|Access Log IP field format|
Changes when I modify .htaccess
My apache access log has always logged the first field, the IP, in the standard #*$!.#*$!.#*$!.#*$! format. Recently, I started seeing different data in that spot, like:
crawl-66-249-72-205.googlebot.com - - [14/Feb/2012:00:00:18 -0500] "GET etc."
I turned some things on and off in my .htaccess file until I finally figured out what is causing the change - it's this:
deny from 18.104.22.168
deny from 22.214.171.124
deny from 117.135.129 # SosoSpider
deny from 126.96.36.199 # Romania hacker
allow from all
When those lines are in place, my log format changes to the expanded IP as above. When I comment it out, I get the usual #*$!.#*$!.#*$!.#*$! IP format.
Any idea why this happens? Ideally, I want to keep blocking those IP addresses, but I want to keep the usual IP format. If need be, I could block these IP addresses in the httpd.conf file (or the pre-include through cPanel on my VPS), or at least I think I could.
I discovered this several years ago... it's apparently either/or. Take out the "comment" (# SosoSpider, etc.) and it will return to IP only.
FYI, triple x's will get caught in the forum filters. use nnn.nnn.nnn.nnn
Yes, that seems to have worked. I put the comments above the deny lines, and that was fine. I actually have a deny that is:
deny from Sosospider
When that is in, I immediately see the expanded format. So add to your suggestion not to put comments at the end (um.... I guess maybe that's not valid in .htaccess...) to not use "deny from name", which I did read somewhere was ok to do.
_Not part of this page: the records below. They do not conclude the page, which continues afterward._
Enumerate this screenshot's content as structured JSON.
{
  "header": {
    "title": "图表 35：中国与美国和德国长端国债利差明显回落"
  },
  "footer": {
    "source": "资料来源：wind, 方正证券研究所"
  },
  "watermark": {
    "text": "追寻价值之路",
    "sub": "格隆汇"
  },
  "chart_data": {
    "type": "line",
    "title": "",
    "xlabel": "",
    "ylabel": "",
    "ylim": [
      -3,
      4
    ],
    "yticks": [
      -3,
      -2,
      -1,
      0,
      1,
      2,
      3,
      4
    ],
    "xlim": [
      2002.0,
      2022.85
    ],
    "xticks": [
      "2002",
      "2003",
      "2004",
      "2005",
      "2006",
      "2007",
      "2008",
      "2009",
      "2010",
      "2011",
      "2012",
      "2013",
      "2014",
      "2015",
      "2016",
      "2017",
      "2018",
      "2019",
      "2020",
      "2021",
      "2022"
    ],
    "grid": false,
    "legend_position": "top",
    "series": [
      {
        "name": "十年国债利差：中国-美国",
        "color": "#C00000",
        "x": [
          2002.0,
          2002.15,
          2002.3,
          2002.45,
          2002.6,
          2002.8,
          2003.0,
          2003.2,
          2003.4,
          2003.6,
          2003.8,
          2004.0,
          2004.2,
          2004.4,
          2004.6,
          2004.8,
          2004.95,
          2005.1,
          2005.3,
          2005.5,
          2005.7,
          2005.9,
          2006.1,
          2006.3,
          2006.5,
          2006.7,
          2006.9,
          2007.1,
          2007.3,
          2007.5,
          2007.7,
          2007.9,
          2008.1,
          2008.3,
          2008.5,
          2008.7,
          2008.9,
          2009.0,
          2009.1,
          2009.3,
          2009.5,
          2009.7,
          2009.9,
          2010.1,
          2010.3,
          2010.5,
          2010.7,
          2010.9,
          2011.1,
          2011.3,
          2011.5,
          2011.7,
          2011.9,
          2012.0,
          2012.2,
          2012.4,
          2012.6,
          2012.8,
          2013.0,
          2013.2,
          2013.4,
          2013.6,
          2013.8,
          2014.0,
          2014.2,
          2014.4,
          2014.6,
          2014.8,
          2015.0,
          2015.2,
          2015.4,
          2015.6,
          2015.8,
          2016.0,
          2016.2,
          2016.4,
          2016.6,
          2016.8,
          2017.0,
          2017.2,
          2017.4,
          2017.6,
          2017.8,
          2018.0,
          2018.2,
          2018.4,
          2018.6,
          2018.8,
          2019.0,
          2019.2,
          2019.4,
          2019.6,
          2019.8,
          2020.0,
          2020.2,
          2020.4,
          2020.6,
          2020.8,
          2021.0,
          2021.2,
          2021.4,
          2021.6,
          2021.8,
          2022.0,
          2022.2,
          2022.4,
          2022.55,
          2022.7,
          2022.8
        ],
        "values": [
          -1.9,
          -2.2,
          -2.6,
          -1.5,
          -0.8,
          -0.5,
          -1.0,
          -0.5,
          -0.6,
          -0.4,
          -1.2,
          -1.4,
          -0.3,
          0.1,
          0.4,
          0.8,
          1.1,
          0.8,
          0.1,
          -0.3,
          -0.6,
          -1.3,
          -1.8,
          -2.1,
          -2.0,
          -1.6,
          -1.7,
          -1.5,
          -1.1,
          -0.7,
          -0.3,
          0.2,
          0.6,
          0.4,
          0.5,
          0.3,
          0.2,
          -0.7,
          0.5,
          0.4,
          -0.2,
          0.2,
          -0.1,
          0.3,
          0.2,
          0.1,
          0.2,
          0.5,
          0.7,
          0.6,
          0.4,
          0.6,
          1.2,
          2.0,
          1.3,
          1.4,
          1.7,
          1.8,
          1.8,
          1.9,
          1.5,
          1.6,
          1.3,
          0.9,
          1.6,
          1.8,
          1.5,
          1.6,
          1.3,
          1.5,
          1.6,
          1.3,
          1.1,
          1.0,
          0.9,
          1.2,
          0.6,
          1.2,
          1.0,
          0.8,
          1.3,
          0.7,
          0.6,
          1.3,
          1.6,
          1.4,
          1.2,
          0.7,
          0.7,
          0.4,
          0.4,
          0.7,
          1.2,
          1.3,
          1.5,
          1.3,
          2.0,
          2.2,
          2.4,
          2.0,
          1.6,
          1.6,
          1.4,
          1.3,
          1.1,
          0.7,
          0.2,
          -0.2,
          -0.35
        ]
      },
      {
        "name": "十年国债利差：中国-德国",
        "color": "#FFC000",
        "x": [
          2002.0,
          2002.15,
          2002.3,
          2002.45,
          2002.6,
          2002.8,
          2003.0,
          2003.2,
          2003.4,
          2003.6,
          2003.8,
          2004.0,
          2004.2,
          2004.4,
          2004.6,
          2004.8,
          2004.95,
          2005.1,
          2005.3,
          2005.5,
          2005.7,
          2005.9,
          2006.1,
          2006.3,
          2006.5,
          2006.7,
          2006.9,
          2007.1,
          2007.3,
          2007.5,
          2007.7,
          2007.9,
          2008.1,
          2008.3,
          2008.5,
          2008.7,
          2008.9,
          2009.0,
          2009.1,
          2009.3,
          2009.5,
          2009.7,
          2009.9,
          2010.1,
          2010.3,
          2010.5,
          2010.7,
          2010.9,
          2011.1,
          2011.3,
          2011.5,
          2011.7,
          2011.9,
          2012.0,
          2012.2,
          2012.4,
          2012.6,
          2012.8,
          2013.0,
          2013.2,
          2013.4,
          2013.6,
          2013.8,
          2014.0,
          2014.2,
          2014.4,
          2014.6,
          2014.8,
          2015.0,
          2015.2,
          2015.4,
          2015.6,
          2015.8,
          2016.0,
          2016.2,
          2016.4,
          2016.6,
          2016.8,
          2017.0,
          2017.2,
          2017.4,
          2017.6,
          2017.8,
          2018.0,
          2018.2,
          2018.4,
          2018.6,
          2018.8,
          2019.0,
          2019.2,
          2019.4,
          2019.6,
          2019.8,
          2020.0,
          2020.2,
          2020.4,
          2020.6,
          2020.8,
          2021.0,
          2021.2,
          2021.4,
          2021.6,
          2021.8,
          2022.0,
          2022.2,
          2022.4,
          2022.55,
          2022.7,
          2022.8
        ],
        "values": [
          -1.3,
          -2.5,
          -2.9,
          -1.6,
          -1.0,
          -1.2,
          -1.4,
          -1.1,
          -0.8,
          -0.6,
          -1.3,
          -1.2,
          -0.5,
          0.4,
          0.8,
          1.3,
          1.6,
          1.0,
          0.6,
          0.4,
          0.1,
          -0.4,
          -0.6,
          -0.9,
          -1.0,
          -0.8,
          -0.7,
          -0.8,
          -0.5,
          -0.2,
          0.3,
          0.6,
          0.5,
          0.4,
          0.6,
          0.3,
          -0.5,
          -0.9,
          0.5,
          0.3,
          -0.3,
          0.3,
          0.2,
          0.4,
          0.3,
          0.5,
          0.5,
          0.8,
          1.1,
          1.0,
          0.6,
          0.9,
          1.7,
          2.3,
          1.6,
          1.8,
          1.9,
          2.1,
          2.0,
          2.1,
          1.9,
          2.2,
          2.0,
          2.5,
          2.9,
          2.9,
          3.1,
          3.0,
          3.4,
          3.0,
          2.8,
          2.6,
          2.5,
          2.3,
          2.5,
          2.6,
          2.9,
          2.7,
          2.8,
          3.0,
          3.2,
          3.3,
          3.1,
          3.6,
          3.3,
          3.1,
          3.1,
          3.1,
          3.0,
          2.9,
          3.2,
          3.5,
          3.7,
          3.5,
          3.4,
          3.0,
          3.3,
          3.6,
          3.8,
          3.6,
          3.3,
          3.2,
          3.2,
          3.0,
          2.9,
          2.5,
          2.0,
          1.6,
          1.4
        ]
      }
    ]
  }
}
This is an interesting coincidence. Only a day or two back, I discovered that adding even a single Regular Expression to my IP block list has the same effect. Something as rock-bottom simple as changing
(I experimented to confirm it.)
|Regardless of the setting, when mod_authz_host is used for controlling access by hostname, a double reverse lookup will be performed. This is necessary for security. Note that the result of this double-reverse isn't generally available unless you set HostnameLookups Double. For example, if only HostnameLookups On and a request is made to an object that is protected by hostname restrictions, regardless of whether the double-reverse fails or not, CGIs will still be passed the single-reverse result in REMOTE_HOST. |
|This configuration will cause Apache to perform a double reverse DNS lookup on the client IP address, regardless of the setting of the HostnameLookups directive. |
None of this leaves me any the wiser :( I can't think where else to look.
my guess is that anything in an Allow or Deny directive that isn't obviously a simple IP address including comments and regular expressions may look like a possible hostname and the double reverse DNS lookup is in effect.
once you have the remote hostname it uses that for the %h value in the default common log format.
i would assume you could have it both ways by using a custom log format that specifies %a (Remote IP-address) in the first column.
@lucy24: No regex in Deny,Allow, but can use cidr blocks:
More info here: [25yearsofprogramming.com...]
|@lucy24: No regex in Deny,Allow, but can use cidr blocks: |
Yup, that's where it helps if your father taught you the binary system when you were eight. At first I had to count on my fingers and draw rows of dots and plug in the abacus, but now I can look at a pair of numbers and say /19 or /12 without even counting. Barring those weird ranges that keep nibbling at adjoining blocks until they end up with something like nnn.1.0.0 - nnn.40.255.127
The issue came up in this thread [webmasterworld.com]. I've never used anything but CIDR* blocks. Would never have occurred to me that you could use anything else.
* Detour to g### here. Classless Inter-Domain Routing. Sounds like a modern commuter train.
I thought the issue had to do with HostnameLookups. From the apache2.conf> I prefer to have it on, but the default is off.
# HostnameLookups: Log the names of clients or just their IP addresses
# e.g., www.apache.org (on) or 188.8.131.52 (off).
# The default is off because it'd be overall better for the net if people
# had to knowingly turn this feature on, since enabling it means that
# each client request will result in AT LEAST one lookup request to the
it's faster for your server and therefore the visitor to have it off since the response won't be returned to the user agent until after the reverse dns lookup occurs.
if you really need this information it is far better to post-process the log file.
We decided to have it on because our server is not high-load to start and our ancient log analyzer does not do post processing.
Can you recommend an application or utility that would do post processing?